Day after officer jailed, bomb threat, sickout shut down courthouses

By Nick R. Martin | December 2nd, 2009 | 1:13 pm | 11 Comments »

Maricopa County Superior Court
Three buildings make up the main facilities for the Maricopa County Superior Court.

Maricopa County’s main courthouses in downtown Phoenix have been shut down today as a bomb threat and a possible sickout by detention officers crippled one of the largest justice systems in the nation just a day after a sheriff’s officer was jailed for violating a court order.

A spokesman with the Maricopa County Sheriff’s Office said 911 dispatchers in Phoenix took a call of a bomb threat at about 10 a.m., and evacuations of the county’s three main Superior Court buildings began quickly after that.
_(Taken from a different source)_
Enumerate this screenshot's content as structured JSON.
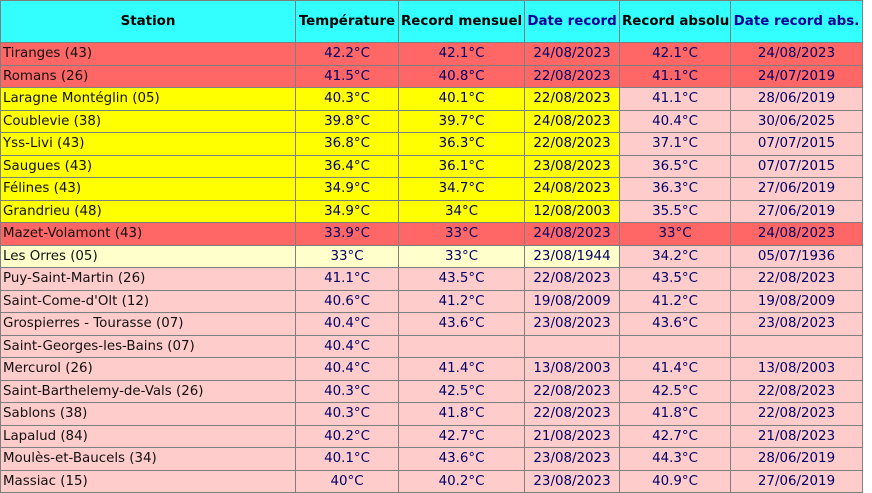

Hundreds of people poured out of the buildings, which make up one of the five largest court systems in the nation, and proceedings have been called off for now.

Since then, the sheriff’s bomb squad and other agencies have been sweeping the buildings with dogs, looking for potential devices. “I don’t know when that will be over and whether (the courts) will open again today,” said sheriff’s spokesman Det. Aaron Douglas.

Karen Arra, a spokeswoman with the courts, said later, however, that the courts were scheduled to open again at 1:30 p.m.

Douglas said the sheriff’s office has not been able to track down reports that the threat was called in by somebody who was upset about recent developments involving the case of sheriff’s detention officer Adam Stoddard.

Stoddard was jailed on Tuesday night after refusing to apologize for taking a confidential document from the files of a defense attorney in a bizarre Oct. 18 courtroom scene that was all captured on security video. Stoddard later said he believed the document contained information about some kind of crime or threat that could be taking place in the courthouse.

However, after several days of testimony and hearings, Maricopa County Superior Court Judge Gary Donahoe ruled that there was no threat and Stoddard was found in contempt of court for violating the attorney-client privilege. He was ordered to apologize or else face jail time. This week, he chose the latter.

Douglas said, however, it’s unclear whether today’s bomb threat is related to the incident, as has been reported by other media.

“We have not tracked that down as far as the validity and the reason behind the bomb threat,” he said. “This is still an active case.”

Douglas also confirmed that a high number of detention officers called in sick today, but he said the motives behind that are also unclear. “Because of the flu season, we normally have a high number of sheriff’s staff out sick,” he said.

“A lot of media wants to link that together” with Stoddard’s case, he said, but it is too early to know.

Douglas said the office plans to and the information will be given to Sheriff Joe Arpaio to decide what to do.

But the president of the union that represents the county’s detention officers denied unequivocally that a sickout had been organized.

“We did not orchestrate that,” said John Solano of the Maricopa County Association of Detention Officers. “Nobody orchestrated that that we know of. We wouldn’t do that.”

Instead, he said a “solidarity march” and rally is planned for 1:30 p.m. today in front of the courthouses – given that they can get close enough in light of the bomb threat.

Solano said the union wants to make sure Stoddard “knows we’re there for him.”

“We think that a public humiliation by the judge is not something that’s righteous or necessary under the law,” he said, adding that Stoddard did “what he thought was a protection of the law, and the protection of the office and the judge himself.”